Imagine having a good night’s sleep while at the same time becoming more creative. Sounds like a dream, right? Not really – it seems that researchers are onto something. French neurologist Professor Isabelle Arnulf recently discovered that her narcolepsy patients tend to become more creative than other people while sleeping. Why? They lucid dream.
Lucid dreaming, or conscious dreaming, is a kind of aware way of dreaming. In this state you can sometimes wholly or partly determine the narrative. During a lucid dream, the frontal lobe is activated, allowing you to control the dream. This ability is common among young children, but some retain it even in adulthood. And some can even learn to practice it.
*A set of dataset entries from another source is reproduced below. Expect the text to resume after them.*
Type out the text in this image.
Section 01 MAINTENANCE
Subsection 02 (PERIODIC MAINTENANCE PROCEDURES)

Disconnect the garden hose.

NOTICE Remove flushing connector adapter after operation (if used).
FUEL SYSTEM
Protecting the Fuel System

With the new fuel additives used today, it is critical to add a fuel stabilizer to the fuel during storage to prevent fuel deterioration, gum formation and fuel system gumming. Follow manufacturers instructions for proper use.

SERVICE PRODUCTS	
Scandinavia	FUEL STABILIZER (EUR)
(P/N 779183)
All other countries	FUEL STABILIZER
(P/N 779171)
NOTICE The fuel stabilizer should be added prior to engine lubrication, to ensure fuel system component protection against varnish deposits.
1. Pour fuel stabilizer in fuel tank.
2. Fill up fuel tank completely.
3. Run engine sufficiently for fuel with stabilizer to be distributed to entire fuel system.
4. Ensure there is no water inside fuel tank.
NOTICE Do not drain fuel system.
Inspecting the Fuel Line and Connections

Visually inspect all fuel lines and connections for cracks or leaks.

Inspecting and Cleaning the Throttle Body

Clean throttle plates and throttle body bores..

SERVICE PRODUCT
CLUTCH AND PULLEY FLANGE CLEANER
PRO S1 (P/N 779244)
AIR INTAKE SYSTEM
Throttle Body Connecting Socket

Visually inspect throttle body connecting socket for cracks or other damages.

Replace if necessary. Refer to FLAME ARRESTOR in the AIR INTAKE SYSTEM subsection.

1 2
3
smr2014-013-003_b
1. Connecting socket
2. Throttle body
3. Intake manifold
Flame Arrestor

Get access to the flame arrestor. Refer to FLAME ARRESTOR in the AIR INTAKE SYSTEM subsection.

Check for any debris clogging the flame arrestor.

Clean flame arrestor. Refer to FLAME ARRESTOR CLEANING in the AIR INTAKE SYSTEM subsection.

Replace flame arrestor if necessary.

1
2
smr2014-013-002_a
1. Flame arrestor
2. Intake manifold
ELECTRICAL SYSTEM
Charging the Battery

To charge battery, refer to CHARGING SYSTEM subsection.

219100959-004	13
Even the ancient Greeks knew about conscious dreams
Knowledge about this phenomenon is not new. Even back in ancient times, the philosopher Aristotle wrote about it: “During my dream, I suddenly became aware that what I was now experiencing was just a dream.” However, the concept of lucid dreamingwas not introduced until 1913. Another 70 years later, in the early 1980s, an American scientist finally succeeded in presenting scientific proof that this dream phenomenon really exists.
Recent findings: sleep and become more creative
What Professor Isabelle Arnulf found during her recent studies was first of all that her narcolepsy patients tend to lucid dream more often than other people do. In addition, she could see that these kinds of dreams tend to increase the individual’s creativity level. The research team compared the creativity level of more than 150 narcolepsy patients with the same number of people without narcolepsy. The study revealed that people with narcolepsy scored far higher in creativity.
“You don’t intentionally want to mess with your sleep too much”
Okay, so there seems to be reliable research which suggests that people can actually become more creative when lucid dreaming. The million-dollar question is, can we all learn to lucid dream? Is it dangerous? Should we even try? Dr. Frida Rångtell of the Department of Neuroscience at Uppsala University reveals that this ability to dream turns out to be both more complex and more versatile than expected.
“Lucid dreaming can be a very helpful tool to deal with nightmares. Being lucid during a nightmare can help you realize that it’s just a dream and could maybe even help you change the ending. Some studies suggest that if you dream about something that you just learned while you were awake, that can make you remember more of it the day after. As far as I know, we still do not know if lucid dreams could have similar effects – if you are lucid dreaming and decide to dream about that tricky math problem you had while studying, could that help you to find the solution on next day’s exam? If that would be the case, practicing lucid dreaming could potentially be very valuable when learning new things and solving social dilemmas. The same goes for creativity; we still need more research to figure out the link between lucid dreaming and creativity. There seems to be a connection between REM sleep, the sleep stage where it’s common to experience vivid dreams, and creativity. If you could learn to take control of your dreams during REM sleep, perhaps that could affect you in different ways even when you are awake”, Frida Rångtell says and adds:
“However, keep in mind that lucid dreaming could possibly be disruptive of your sleep. And you don’t intentionally want to mess with your sleep too much. We still need more research on potential benefits and risks of lucid dreaming”.
One last recommendation
What Frida Rångtell claims is that there are several benefits of learning to lucid dream. At the same time, she advises us to be careful and patient, all for a good reason. Since lucid dreaming is a rather unexplored scientific area, you will find a lot of inaccurate information and websites of dubious scientific quality. Frida Rångtell suggests reading them all with a critical eye.